4. Forking the Narrative

The true power of the multiverse lies in its ability to handle divergent canons. If a reader—or the original author—wants to explore a “What If?” scenario from a published chapter, they can initiate a Fork.

  • Timeline Settings (RHP): Located in the Right-Hand Panel, the Timeline Settings include a toggle to “Allow Forking.” Enabling this unlocks the current segment for divergence.
  • Lineage Tracking: When a story is forked, the system records the originalAuthorId and forkedFrom story ID. This ensures that even as the narrative spirals into new directions, the credit and causal history trace back to the source.
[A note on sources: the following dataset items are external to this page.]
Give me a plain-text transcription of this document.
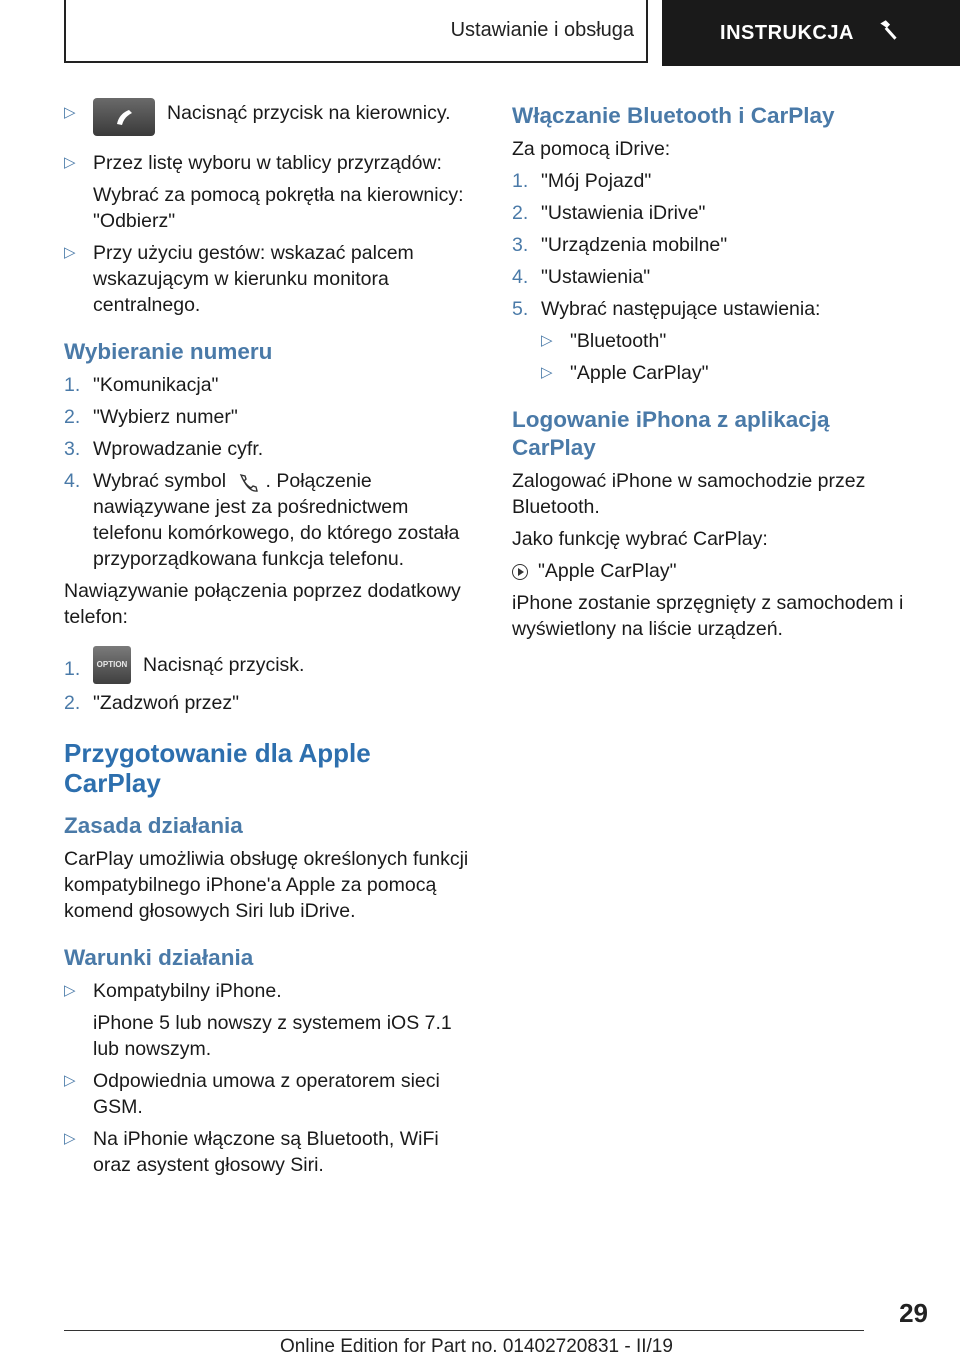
Ustawianie i obsługa	INSTRUKCJA
▷	Nacisnąć przycisk na kierownicy.
▷ Przez listę wyboru w tablicy przyrządów:

Wybrać za pomocą pokrętła na kierownicy: "Odbierz"

▷ Przy użyciu gestów: wskazać palcem wskazującym w kierunku monitora centralnego.
Wybieranie numeru
1. "Komunikacja"
2. "Wybierz numer"
3. Wprowadzanie cyfr.
4. Wybrać symbol . Połączenie nawiązywane jest za pośrednictwem telefonu komórkowego, do którego została przyporządkowana funkcja telefonu.

Nawiązywanie połączenia poprzez dodatkowy telefon:

1. OPTION Nacisnąć przycisk.
2. "Zadzwoń przez"
Przygotowanie dla Apple CarPlay
Zasada działania

CarPlay umożliwia obsługę określonych funkcji kompatybilnego iPhone'a Apple za pomocą komend głosowych Siri lub iDrive.

Warunki działania
▷ Kompatybilny iPhone.

iPhone 5 lub nowszy z systemem iOS 7.1 lub nowszym.

▷ Odpowiednia umowa z operatorem sieci GSM.
▷ Na iPhonie włączone są Bluetooth, WiFi oraz asystent głosowy Siri.
Włączanie Bluetooth i CarPlay

Za pomocą iDrive:

1. "Mój Pojazd"
2. "Ustawienia iDrive"
3. "Urządzenia mobilne"
4. "Ustawienia"
5. Wybrać następujące ustawienia:
▷ "Bluetooth"
▷ "Apple CarPlay"
Logowanie iPhona z aplikacją CarPlay

Zalogować iPhone w samochodzie przez Bluetooth.

Jako funkcję wybrać CarPlay:

"Apple CarPlay"

iPhone zostanie sprzęgnięty z samochodem i wyświetlony na liście urządzeń.

29
Online Edition for Part no. 01402720831 - II/19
Forked Story Indicator Caption: The “Forked From” indicator in the header, preserving credit to the original author while allowing new divergence.


Limitations & Future Work

While functional, Living Storybook is an evolving system with known boundaries:

  • Multi-User Conflicts: Currently follows a “Last-Writer-Wins” model; future iterations will include real-time collaboration markers.
  • Context Limits: Long-term memory is currently bounded by a sliding-window summarization; I’m exploring Vector Embeddings for more permanent thematic memory.
  • Deterministic vs. Creative: The Guardian sometimes over-regulates prose. Finding the perfect balance between “Canon Safety” and “Creative Flair” remains a primary tuning focus.

Terminology Glossary

To help navigate the multiverse, here are the key concepts used throughout this deep dive:

  • Edition: A published, immutable snapshot of a specific timeline.
  • Chronicle: A user-facing reading experience derived from a canonical path.
  • Temporally Locked: A node that cannot be edited because it is part of a published edition (preserving the past).
  • Narrative DNA: The set of world-rules, style guides, and character profiles that define a story’s “Soul.”
  • Backward-Linked: The \( O(depth) \) pathing model where segments reference their parent, not their children.

Conclusion

Living Storybook isn’t just a writing tool; it’s an experiment in persistent digital existence. By combining Gemini’s reasoning with LangGraph’s stateful orchestration, I’ve moved from “AI Text Generators” to “AI Narrative Universes.”